There’s this thing going on in our society where we have these huge gender roles. Women have to have long hair, men can’t wear makeup, … As a kid, I had been confronted with a female friend being bullied because she had short hair. They would compare her to a boy, and make fun of her. We are raised to think that one thing is feminine, and the other is manly, and it can not be switched. “A woman with short hair? She must be gay”. We get these ideas and stereotypes stuck in our head, and with it, we hold people back from being who they are. It held me back for a long time too. And I finally came to a point in my life in which I decided to just be myself. And if some people disappear from my life because of that, that’s their loss, and not mine.

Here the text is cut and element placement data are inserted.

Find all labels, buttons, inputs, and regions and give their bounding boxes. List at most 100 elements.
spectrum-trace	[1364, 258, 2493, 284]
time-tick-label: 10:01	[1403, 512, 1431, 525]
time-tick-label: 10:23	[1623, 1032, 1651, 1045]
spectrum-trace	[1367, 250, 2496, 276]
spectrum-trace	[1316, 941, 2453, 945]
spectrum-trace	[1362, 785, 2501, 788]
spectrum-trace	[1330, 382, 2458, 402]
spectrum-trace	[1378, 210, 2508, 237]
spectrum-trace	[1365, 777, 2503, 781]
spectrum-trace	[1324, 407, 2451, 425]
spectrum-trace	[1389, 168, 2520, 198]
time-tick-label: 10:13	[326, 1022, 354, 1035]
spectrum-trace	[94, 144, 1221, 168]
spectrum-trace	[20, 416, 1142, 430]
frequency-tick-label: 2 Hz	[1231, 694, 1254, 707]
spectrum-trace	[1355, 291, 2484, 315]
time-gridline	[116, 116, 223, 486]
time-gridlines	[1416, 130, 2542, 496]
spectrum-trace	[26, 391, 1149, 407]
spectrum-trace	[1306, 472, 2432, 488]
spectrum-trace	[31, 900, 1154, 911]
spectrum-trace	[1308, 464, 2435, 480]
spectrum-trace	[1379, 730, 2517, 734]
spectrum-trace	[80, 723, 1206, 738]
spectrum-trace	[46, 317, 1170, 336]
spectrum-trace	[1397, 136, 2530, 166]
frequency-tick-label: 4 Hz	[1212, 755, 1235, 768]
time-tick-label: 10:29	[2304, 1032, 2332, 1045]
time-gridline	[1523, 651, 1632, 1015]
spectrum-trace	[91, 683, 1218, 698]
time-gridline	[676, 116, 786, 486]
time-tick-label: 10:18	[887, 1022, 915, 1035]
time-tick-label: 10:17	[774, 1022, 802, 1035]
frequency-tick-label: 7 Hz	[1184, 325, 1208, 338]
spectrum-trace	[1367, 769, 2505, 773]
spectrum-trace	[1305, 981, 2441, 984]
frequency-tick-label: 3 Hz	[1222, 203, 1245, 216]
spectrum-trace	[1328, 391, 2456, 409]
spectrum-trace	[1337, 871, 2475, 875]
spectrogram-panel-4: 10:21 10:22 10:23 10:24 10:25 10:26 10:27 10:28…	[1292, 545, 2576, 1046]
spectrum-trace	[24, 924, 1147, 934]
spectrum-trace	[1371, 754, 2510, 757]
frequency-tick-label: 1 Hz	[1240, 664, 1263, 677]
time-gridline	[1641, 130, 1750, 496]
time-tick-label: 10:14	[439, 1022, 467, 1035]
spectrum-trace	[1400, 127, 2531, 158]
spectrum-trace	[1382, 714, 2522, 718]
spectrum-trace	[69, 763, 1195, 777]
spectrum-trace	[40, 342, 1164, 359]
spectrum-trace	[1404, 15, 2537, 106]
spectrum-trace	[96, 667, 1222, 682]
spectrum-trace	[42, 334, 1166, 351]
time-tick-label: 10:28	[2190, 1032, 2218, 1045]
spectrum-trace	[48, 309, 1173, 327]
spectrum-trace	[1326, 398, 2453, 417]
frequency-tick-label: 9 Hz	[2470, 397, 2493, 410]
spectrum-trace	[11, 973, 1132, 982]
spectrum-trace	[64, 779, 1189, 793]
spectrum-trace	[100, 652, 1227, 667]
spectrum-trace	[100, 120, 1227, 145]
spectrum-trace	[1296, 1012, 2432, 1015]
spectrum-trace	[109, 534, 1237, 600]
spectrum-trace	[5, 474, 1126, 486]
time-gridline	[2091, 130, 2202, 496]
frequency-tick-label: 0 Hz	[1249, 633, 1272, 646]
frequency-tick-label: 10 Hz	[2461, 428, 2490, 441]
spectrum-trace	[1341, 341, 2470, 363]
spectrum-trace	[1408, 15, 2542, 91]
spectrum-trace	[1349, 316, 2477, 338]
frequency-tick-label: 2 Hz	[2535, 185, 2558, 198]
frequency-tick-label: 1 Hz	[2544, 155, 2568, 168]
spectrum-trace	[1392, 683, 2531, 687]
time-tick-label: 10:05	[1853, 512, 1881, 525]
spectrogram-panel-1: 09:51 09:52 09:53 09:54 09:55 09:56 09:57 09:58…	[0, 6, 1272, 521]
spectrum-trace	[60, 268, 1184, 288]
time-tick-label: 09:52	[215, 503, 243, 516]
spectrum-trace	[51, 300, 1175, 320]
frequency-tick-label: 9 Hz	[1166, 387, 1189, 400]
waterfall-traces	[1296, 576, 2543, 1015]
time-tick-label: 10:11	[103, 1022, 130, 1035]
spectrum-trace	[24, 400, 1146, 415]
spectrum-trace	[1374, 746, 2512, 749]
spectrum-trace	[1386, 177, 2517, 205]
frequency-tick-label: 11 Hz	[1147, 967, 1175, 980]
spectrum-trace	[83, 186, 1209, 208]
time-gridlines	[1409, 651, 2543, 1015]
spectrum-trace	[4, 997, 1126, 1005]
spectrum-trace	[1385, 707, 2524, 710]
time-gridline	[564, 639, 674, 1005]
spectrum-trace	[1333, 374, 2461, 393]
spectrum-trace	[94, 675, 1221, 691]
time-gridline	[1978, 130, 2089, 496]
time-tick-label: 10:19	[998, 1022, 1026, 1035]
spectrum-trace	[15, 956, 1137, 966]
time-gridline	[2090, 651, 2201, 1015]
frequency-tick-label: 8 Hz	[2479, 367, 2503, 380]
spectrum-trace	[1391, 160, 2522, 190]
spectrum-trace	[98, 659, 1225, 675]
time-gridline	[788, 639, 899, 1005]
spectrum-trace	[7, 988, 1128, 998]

Over a time period of a couple of years, I have watched a bunch of videos of women shaving their heads, and admired a bunch of other people for having the guts to do it and looking so incredibly fierce, strong, and confident. They were an example to me, and I truly looked up to them. I felt like it is just so silly how much women care about their hair. A man for example can do whatever they want to their hair and no one will look at them weirdly. But for many women I know, their hair is so very important. And I don’t get why. If you strip away the stereotypes humans created, no one would care about what your hair would look like. But many women are scared to not be feminine enough without their hair, and are terrified by the thought of not having hair anymore. In this society, I guess that’s normal, because we were raised to believe we should have long hair if we want to look like a girl, or a woman. Hair doesn’t define who you are. It doesn’t matter if you have a bunch of hair or no hair at all. What matters, and what will always continue to matter, is who you are on the inside. So I guess that shaving off my hair is in fact a statement that I want to make. Be bold, do whatever the hell you want, be yourself. And most of all: love yourself, and the people that matter, will love you back.